Digital finance can deliver long-term financing of SDGs, UN report says

26th August 2020 By: Tasneem Bulbulia - Senior Contributing Editor Online

The unprecedented social and economic crisis caused by the Covid-19 pandemic has put a spotlight on the role of digital finance in providing relief for millions around the world, supporting businesses and protecting jobs and livelihoods.

While the pandemic demonstrates the immediate benefits of digital finance, the disruptive potential of digitalisation in transforming finance is immense, the United Nations (UN) Secretary-General’s Task Force on Digital Finance states in a new report.

Mobile payment technologies have transformed mobile phones into financial tools for more than a billion people. Digital is supporting big data and artificial intelligence in advancing cryptocurrencies and crypto-assets, peer-to-peer lending, crowdfunding platforms, and online marketplaces.

Banks have invested more than $1-trillion in developing, integrating and acquiring emerging technologies. In 2018, fintech investment reached $120-billion, one-third of global venture capital funding.

The new report, titled 'People’s Money: Harnessing Digitalization to Finance a Sustainable Future', sets out an ambitious, practical action agenda.

Centrally, it spells out how digital finance can be harnessed in ways that empower citizens as taxpayers and investors in envisaging a digital transformation at scale that better aligns people’s money with their needs, collectively expressed by the Sustainable Development Goals (SDGs).

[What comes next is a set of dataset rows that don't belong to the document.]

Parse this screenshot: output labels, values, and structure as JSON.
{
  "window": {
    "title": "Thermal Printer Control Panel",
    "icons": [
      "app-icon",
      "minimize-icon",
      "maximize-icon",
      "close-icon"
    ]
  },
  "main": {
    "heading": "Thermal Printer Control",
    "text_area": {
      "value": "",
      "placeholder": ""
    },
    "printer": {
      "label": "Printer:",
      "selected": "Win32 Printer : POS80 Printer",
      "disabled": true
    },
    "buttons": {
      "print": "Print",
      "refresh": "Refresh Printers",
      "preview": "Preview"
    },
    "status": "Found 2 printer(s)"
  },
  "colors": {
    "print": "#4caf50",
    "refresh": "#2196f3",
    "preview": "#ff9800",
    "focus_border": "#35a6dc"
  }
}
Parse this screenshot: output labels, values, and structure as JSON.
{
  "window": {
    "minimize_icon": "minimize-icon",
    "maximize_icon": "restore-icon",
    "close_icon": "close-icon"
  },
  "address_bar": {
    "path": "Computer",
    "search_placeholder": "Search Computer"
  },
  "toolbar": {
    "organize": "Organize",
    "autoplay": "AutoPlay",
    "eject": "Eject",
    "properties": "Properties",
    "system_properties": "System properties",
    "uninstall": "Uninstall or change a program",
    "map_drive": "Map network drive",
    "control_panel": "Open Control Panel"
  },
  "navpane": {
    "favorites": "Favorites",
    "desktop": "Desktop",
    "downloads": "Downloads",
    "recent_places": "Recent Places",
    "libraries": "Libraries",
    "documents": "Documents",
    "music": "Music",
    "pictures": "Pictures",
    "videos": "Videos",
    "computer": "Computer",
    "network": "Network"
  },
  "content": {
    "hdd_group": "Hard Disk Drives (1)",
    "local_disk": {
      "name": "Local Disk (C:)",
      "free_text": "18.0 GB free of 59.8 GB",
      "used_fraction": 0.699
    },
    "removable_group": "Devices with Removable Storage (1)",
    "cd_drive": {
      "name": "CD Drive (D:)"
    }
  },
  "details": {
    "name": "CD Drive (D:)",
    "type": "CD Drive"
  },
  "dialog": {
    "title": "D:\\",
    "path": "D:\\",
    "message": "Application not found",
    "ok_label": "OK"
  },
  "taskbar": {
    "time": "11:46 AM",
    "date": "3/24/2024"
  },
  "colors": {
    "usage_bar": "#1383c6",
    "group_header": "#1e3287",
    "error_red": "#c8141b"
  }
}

The report highlights how billions of people around the world are responding to the Covid-19 pandemic using digital tools to work, spend and socialise.

It argues that there is a historic opportunity to harness digitalisation in placing citizens, the ultimate owners of the world's financial resources, in control of finance to ensure that it meets their needs, today and in the future.

The Task Force identifies five catalytic opportunities for harnessing digitalisation in aligning financing with the SDGs.

Together, they cover much of global finance, mainly, aligning the vast pools flowing through global capital markets with the SDGs; increasing the effectiveness and accountability of public finance that makes up a major part of the global economy; channelling digitally-aggregated domestic savings into long-term development finance; informing citizens how to link their consumer spending with the SDGs; and accelerating the lifeblood financing for the employment and income-generating world of small and medium-sized businesses.

The Task Force’s Action Agenda is a call to action to businesses, policy-makers and those governing finance to do what it takes to deliver on these opportunities.

"It spells out not only the what, but also the how: investments, new capabilities and governance innovations can get the job done," the report notes.

The Task Force concludes that harnessing digitalisation for the good is a choice, not an inevitability driven by technology.

Its action agenda points to actions needed to overcome digital risks that, unmitigated, could deepen exclusion, discrimination and inequalities, and separate finance further from the needs of inclusive, sustainable development.